Talha ibn Abd Allah al-Khuza'i
Abū Muḥammad Ṭalḥa ibn ʿAbd Allāh ibn Khalaf al-Khuzāʿī, better known as Talha al-Talahat literally "Talha of the Talhas" (died 684-5) was a military commander of the Umayyad Caliphate and governor of Sistan. The nickname Talha al-Talahat was because his mother was called Talha bint Abi Talha, "Talha the daughter of Talha's father".
Around 683 (or early 684) he was appointed governor of Sistan by the governor of Khurasan, Salm ibn Ziyad, at the place of the latter's brother Yazid ibn Ziyad. Yazid had been killed in a disastrous raid on the Zunbil of Zabulistan and the shahs of Kabul in eastern Afghanistan, during which another brother, Abu Ubayda, was taken prisoner; it was necessary to ransom the Arab captives from the Zunbil or the local princes of Zamindawar and Zabulistan. Salm dismissed Talha, but later restored him to his office. He died shortly afterward in 684/5.[1][2]

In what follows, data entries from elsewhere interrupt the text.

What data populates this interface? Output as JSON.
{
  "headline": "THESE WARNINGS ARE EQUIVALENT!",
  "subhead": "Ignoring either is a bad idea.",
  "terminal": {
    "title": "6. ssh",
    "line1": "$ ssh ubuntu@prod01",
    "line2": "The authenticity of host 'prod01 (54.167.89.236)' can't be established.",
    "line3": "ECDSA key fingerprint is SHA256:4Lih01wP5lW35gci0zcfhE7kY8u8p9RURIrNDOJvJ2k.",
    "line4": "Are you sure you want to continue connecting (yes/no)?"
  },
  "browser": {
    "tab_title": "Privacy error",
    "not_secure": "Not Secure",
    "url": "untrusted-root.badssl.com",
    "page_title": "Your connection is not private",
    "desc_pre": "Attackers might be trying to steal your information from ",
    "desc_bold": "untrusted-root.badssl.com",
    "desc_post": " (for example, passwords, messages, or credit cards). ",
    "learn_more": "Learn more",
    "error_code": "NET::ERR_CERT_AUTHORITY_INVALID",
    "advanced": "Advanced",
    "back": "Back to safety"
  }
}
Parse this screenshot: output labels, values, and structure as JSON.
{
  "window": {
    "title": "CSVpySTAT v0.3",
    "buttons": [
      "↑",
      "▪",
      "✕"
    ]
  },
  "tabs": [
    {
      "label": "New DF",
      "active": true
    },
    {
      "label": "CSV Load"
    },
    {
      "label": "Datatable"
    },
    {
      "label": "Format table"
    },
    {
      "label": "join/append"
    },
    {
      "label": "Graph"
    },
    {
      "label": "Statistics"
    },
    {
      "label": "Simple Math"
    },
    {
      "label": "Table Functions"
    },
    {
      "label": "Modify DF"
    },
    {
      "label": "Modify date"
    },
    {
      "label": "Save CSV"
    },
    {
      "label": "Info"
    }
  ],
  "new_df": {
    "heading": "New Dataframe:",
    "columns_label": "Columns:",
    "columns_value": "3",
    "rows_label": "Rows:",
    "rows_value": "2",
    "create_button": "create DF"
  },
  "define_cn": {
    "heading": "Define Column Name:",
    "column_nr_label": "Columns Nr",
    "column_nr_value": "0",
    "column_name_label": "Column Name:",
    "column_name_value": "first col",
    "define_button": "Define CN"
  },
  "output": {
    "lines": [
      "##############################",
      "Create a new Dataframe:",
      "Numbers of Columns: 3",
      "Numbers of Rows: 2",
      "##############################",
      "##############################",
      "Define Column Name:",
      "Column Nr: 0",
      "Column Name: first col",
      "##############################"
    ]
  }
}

Ruzaiq, the ancestor of the Tahirid dynasty, became a mawla of Talha during his rule in Sistan (683–685). [3]
References
- Bosworth 2000, p. 162.
- Wellhausen 1927, p. 416.
- Bosworth 2000, p. 163.
Sources
- Bosworth, C. E. (2000). "Ṭalḥat al-Ṭalaḥāt". In Bearman, P. J.; Bianquis, Th.; Bosworth, C. E.; van Donzel, E. & Heinrichs, W. P. (eds.). The Encyclopaedia of Islam, New Edition, Volume X: T–U. Leiden: E. J. Brill. ISBN 90-04-11211-1.
- Wellhausen, Julius (1927). The Arab Kingdom and its Fall. Translated by Margaret Graham Weir. Calcutta: University of Calcutta. OCLC 752790641.